A continuación me sumergí de nuevo hasta el barril y fui guiándolo lentamente entre las rocas y troncos de árbol del fondo mientras ascendía. Todos manipulamos aquel barril con más delicadeza que los otros, como si dentro la chica sólo estuviera dormida y no quisiéramos molestarla, como si no llevara tiempo descompuesta, sino que la hubieran metido allí no hacía más de un día. En la orilla, Ángel empuñó la palanca y la aplicó con cuidado al borde de la tapa, pero ésta no cedió. La examinó con detenimiento.

– Está sellada -dijo. Raspó con la palanca la superficie del barril y observó la marca que había dejado-. Además, el barril ha sido tratado con algún producto, porque se conserva en mejor estado que los otros.

Era cierto. El barril apenas se había oxidado y la flor de lis del costado seguía tan nítida y brillante como si la hubieran pintado hacía sólo dos días.

Reflexioné un momento. Podíamos utilizar la sierra de cadena para cortar la tapa, pero, si yo no me equivocaba y la chica estaba dentro, no quería dañar los restos. También podíamos solicitar ayuda a la policía local, incluso a los federales. Lo propuse, más por obligación que porque ése fuese mi deseo, pero incluso Morphy lo descartó. Quizá porque le preocupaba el bochorno que le causaría si el barril estaba vacío, pero cuando lo miré a los ojos, comprendí que no era eso. Quería que nos ocupáramos nosotros en la medida de lo posible.

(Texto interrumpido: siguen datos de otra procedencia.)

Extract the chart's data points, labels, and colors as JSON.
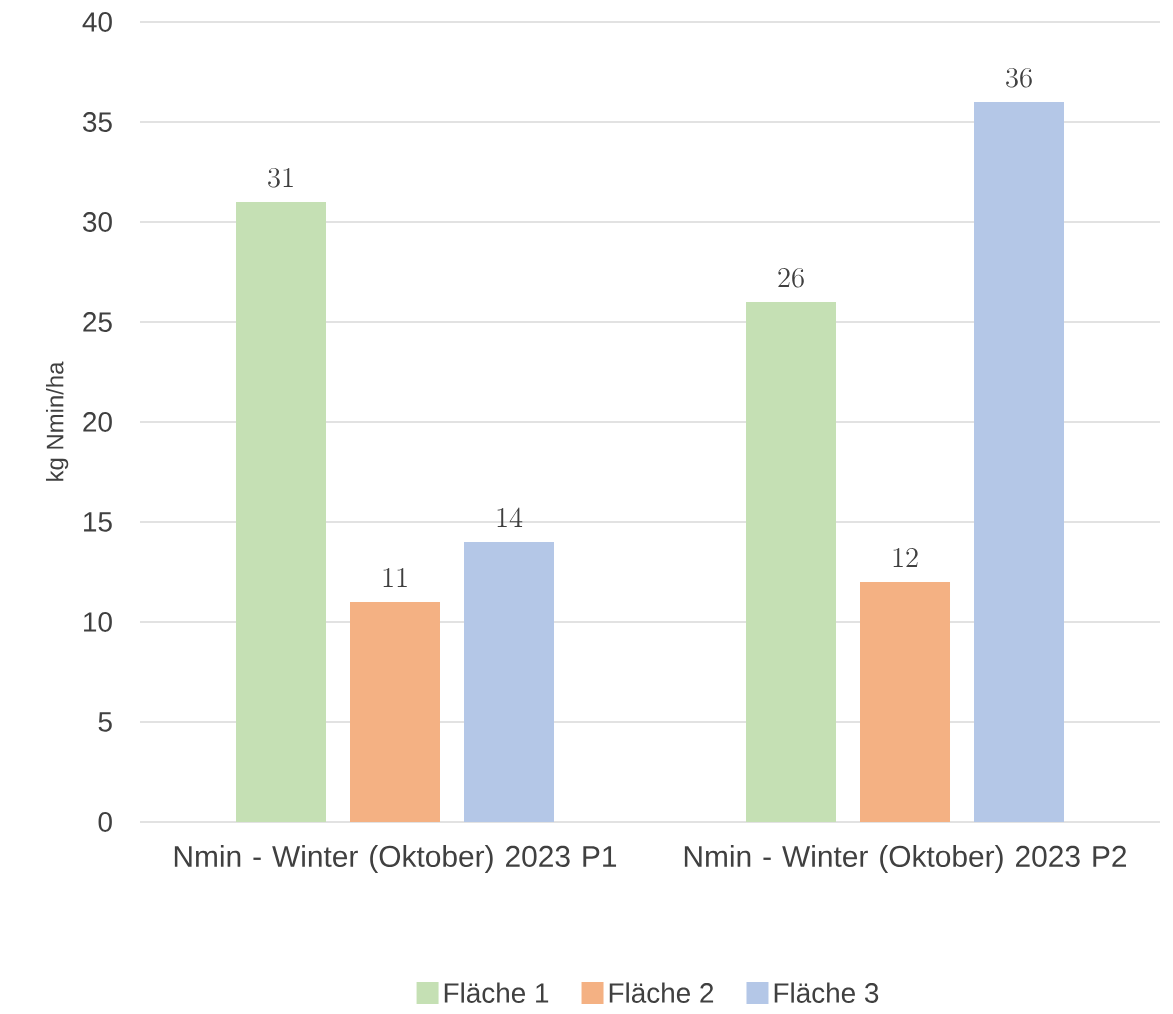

Al final, tanteamos el barril dando ligeros golpes a lo largo con el hacha. Por los diferentes sonidos, juzgamos dónde era más seguro cortar. Con sumo cuidado, Morphy hizo una incisión cerca del extremo sellado del barril y, combinando la sierra y la palanca, abrimos casi media circunferencia. Luego la levantamos con la palanca y alumbramos el interior con una linterna.

La piel y la carne habían desaparecido casi por completo y quedaba poco más que huesos y jirones de tela. La habían metido de cabeza y luego le habían roto las piernas para encajarla. Al iluminar el fondo del barril vislumbré unos dientes y mechones de pelo. Permanecimos en silencio junto a ella, rodeados por el agua que lamía la orilla y por los sonidos del pantano.

Regresé al Flaisance ya entrada la noche. Mientras esperábamos a la policía de Slidell y a la guardia forestal, Ángel y Louis se marcharon con el consentimiento de Morphy. Yo me quedé para prestar declaración y respaldar la versión de Morphy de lo ocurrido. Por consejo suyo, las autoridades locales avisaron al FBI. Yo no esperé su llegada. Si Woolrich quería hablar conmigo, sabía dónde encontrarme.

Cuando pasé por delante de la habitación de Rachel, la luz aún estaba encendida, así que llamé. Abrió la puerta vestida con un camisón rosa de Calvin Klein que le llegaba a la altura de medio muslo.

– Ángel me lo ha contado -dijo a la vez que abría más la puerta para dejarme entrar-. Pobre chica.

Me abrazó y luego fue al cuarto de baño para abrirme la ducha. Me quedé allí durante largo rato, con las manos contra los azulejos, dejando que el agua me corriera por la cabeza y la espalda.

Después de secarme, me ceñí la toalla a la cintura. Al salir, Rachel estaba sentada en la cama hojeando sus papeles. Me miró con un ojo enarcado.

– ¡Qué pudoroso! -dijo con una pequeña sonrisa.

Me senté en el borde de la cama y ella me rodeó con los brazos por detrás. Noté su mejilla y su cálido aliento en la espalda.

– ¿Cómo te encuentras? -pregunté.

Se estrechó contra mí un poco más todavía.

– Bien, creo.

Me obligó a volverme para mirarla a la cara. Se arrodilló en la cama ante mí, con las manos cogidas entre las piernas, y se mordió el labio. A continuación alargó el brazo y me acarició el pelo con suavidad, casi vacilante.

– Pensaba que a vosotros los psicólogos se os daban bien estas situaciones -comenté.

Rachel se encogió de hombros.

– Yo me siento tan confusa como cualquier otro, sólo que conozco la terminología para describir mi confusión -suspiró-. Oye, en cuanto a lo que pasó ayer…, no quiero presionarte. Sé lo difícil que es esto para ti, por Susan y…

Le toqué la mejilla con la mano y le froté los labios suavemente con el pulgar. Luego la besé y noté abrirse su boca ante la mía. Quería abrazarla, amarla, alejar la visión de la chica muerta.

– Gracias -dije con los labios aún contra los suyos-, pero sé lo que hago.

– Bueno -repuso a la vez que se tendía lentamente en la cama-, al menos uno de los dos lo sabe.